Cover vs. Original
I’ll admit my biases – I’ve always had a mixed opinion of Ben Gibbard’s work, both his Postal Service collaboration with electronic-minded producer Jimmy Tamborello of Dntel as well as his main band Death Cab For Cutie. I’ll freely acknowledge he’s talented at a uniquely spare form of lyricism, but there’s a thin line between spare and hollow, and it often sounds like he’s channeling New Order and The
Cure, then mixing in a bit of early Seventies pop in annoyingly similar, rather one dimensional compositions that add variety simply by altering dynamics, rather than through the nuts and bolts of songwriting. I’ll risk the stone-throwers by going further – he’s up there with the most overrated indie lyricists, one whose magic wears off at age 22 for most people.
That said, if I had my choice I’d probably opt for the Postal Service partnership which, despite the unsubtle, in-your-face position of Tamborello’s toys in the mix, seemed to have the positive effect of toning down the collegiate self-absorption, with the admission that “Such Great Heights” was one of GIbbard’s first attempts at a positive love song.
Thus, we have unusual (for him) lines like “I am thinking it's a sign that the freckles in our eyes are mirror images, and when we kiss they're perfectly aligned” held somewhat hostage within cheapo peppy retro percussion that recalls, not admirably, “Maniac” from Flashdance. Above all, it’s the meter of the lyric, not exactly revelatory on the printed page, but quite arresting when perfectly nestled within the eurobeat backing. Things improve handsomely at the chorus when thicker synthesizers swash forward, partially masking the precious fake hit-hats and hand claps, with the final verses driven by an Ultravox-inspired inner propulsion, this time more tastefully embellished by Tamborello.
In the end, a very worthwhile tune, but hardly worth its high rank in the top 30 of Rolling Stone’s “tracks of the decade.” In fact, I’d argue the jaunty approach, brisk speed and casual delivery indicates this was viewed, even by its creators, as a bit of a trifle.

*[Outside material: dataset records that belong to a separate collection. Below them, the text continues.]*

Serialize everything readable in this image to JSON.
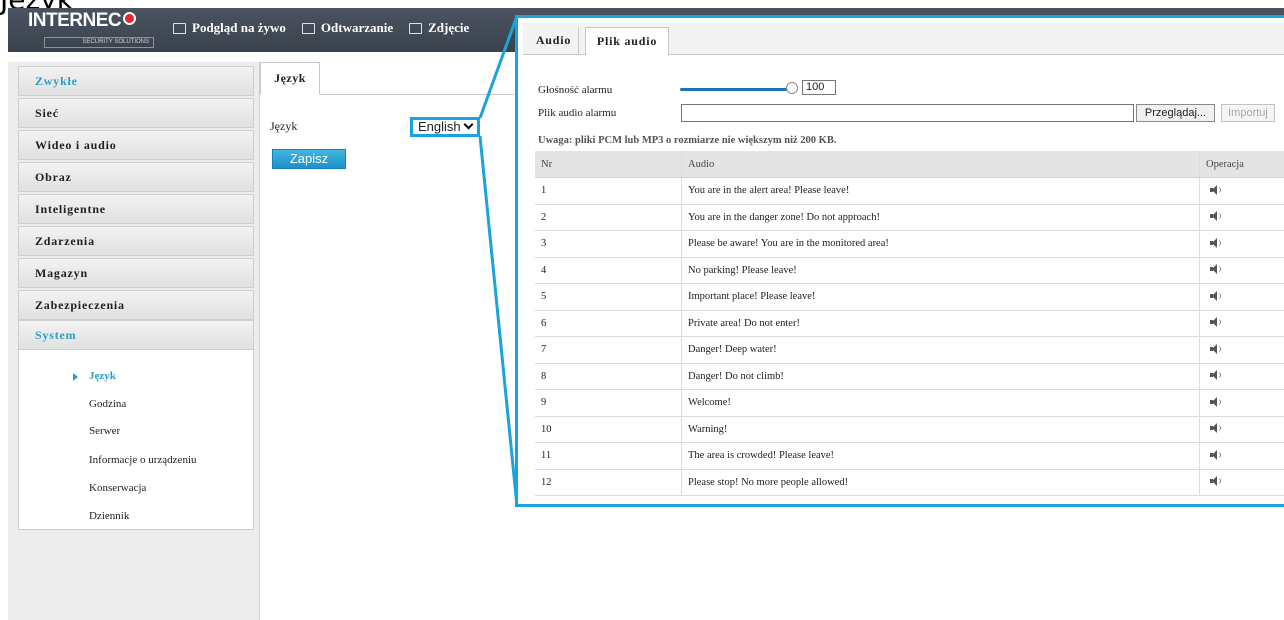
{
  "page_caption": "Język",
  "brand": {
    "name": "INTERNEC",
    "tagline": "SECURITY SOLUTIONS",
    "accent": "#1aa3dd"
  },
  "topnav": [
    {
      "label": "Podgląd na żywo",
      "icon": "monitor-icon"
    },
    {
      "label": "Odtwarzanie",
      "icon": "film-icon"
    },
    {
      "label": "Zdjęcie",
      "icon": "image-icon"
    }
  ],
  "sidebar": {
    "items": [
      {
        "label": "Zwykłe"
      },
      {
        "label": "Sieć"
      },
      {
        "label": "Wideo i audio"
      },
      {
        "label": "Obraz"
      },
      {
        "label": "Inteligentne"
      },
      {
        "label": "Zdarzenia"
      },
      {
        "label": "Magazyn"
      },
      {
        "label": "Zabezpieczenia"
      },
      {
        "label": "System"
      }
    ],
    "submenu": [
      {
        "label": "Język"
      },
      {
        "label": "Godzina"
      },
      {
        "label": "Serwer"
      },
      {
        "label": "Informacje o urządzeniu"
      },
      {
        "label": "Konserwacja"
      },
      {
        "label": "Dziennik"
      }
    ]
  },
  "language_panel": {
    "tab": "Język",
    "field_label": "Język",
    "selected_language": "English",
    "save_label": "Zapisz"
  },
  "audio_panel": {
    "tabs": [
      "Audio",
      "Plik audio"
    ],
    "volume_label": "Głośność alarmu",
    "volume_value": "100",
    "volume_fraction": 1.0,
    "file_label": "Plik audio alarmu",
    "browse_label": "Przeglądaj...",
    "import_label": "Importuj",
    "note": "Uwaga: pliki PCM lub MP3 o rozmiarze nie większym niż 200 KB.",
    "columns": [
      "Nr",
      "Audio",
      "Operacja"
    ],
    "rows": [
      {
        "nr": "1",
        "audio": "You are in the alert area! Please leave!"
      },
      {
        "nr": "2",
        "audio": "You are in the danger zone! Do not approach!"
      },
      {
        "nr": "3",
        "audio": "Please be aware! You are in the monitored area!"
      },
      {
        "nr": "4",
        "audio": "No parking! Please leave!"
      },
      {
        "nr": "5",
        "audio": "Important place! Please leave!"
      },
      {
        "nr": "6",
        "audio": "Private area! Do not enter!"
      },
      {
        "nr": "7",
        "audio": "Danger! Deep water!"
      },
      {
        "nr": "8",
        "audio": "Danger! Do not climb!"
      },
      {
        "nr": "9",
        "audio": "Welcome!"
      },
      {
        "nr": "10",
        "audio": "Warning!"
      },
      {
        "nr": "11",
        "audio": "The area is crowded! Please leave!"
      },
      {
        "nr": "12",
        "audio": "Please stop! No more people allowed!"
      }
    ]
  }
}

While that may be an overstatement, it would take a furry faced folkie from Florida to make the Postal boys realize the treasure they’d wrought.
Sam Beam, aka Iron & Wine, recorded his “Such Great Heights” cover shortly after his first album was released in 2002, The Creek Drank the Cradle (his version appearing as a b-side to the Postal Service single and on the Garden State film soundtrack), and this former Miami professor of film studies employed the simplest of means – hushed lead and background vocals framed by an often reticent, plucked acoustic guitar that opens the track with a nearly suffocating degree of poignancy.
While some may say the quantum leap in feeling is a natural artifact of the reduced speed vs. the original, a close listen reveals Beam subtly alters the somewhat square, singsong melody, slyly ornamenting the second half of each verse (e.g., starting with “…in our eyes are mirror images”, then repeated at “himself did make”) to boost the musicality ten-fold from Postal’s near monotone approach, all the while alternating between high guitar grace notes and a rounded, closely-miked bass string.
Admittedly, Gibbard is far more expressive in the chorus, equaling Beam, but has no chance of imbuing “missing you to death” with the staggering impact Iron & Wine achieves given the surrounding cacophony and his more pedestrian vocal gifts. No, I’m not trying to be cruel, but I honestly can’t think of another cover performance that so improves on its original in overall impact. Such great heights, indeed.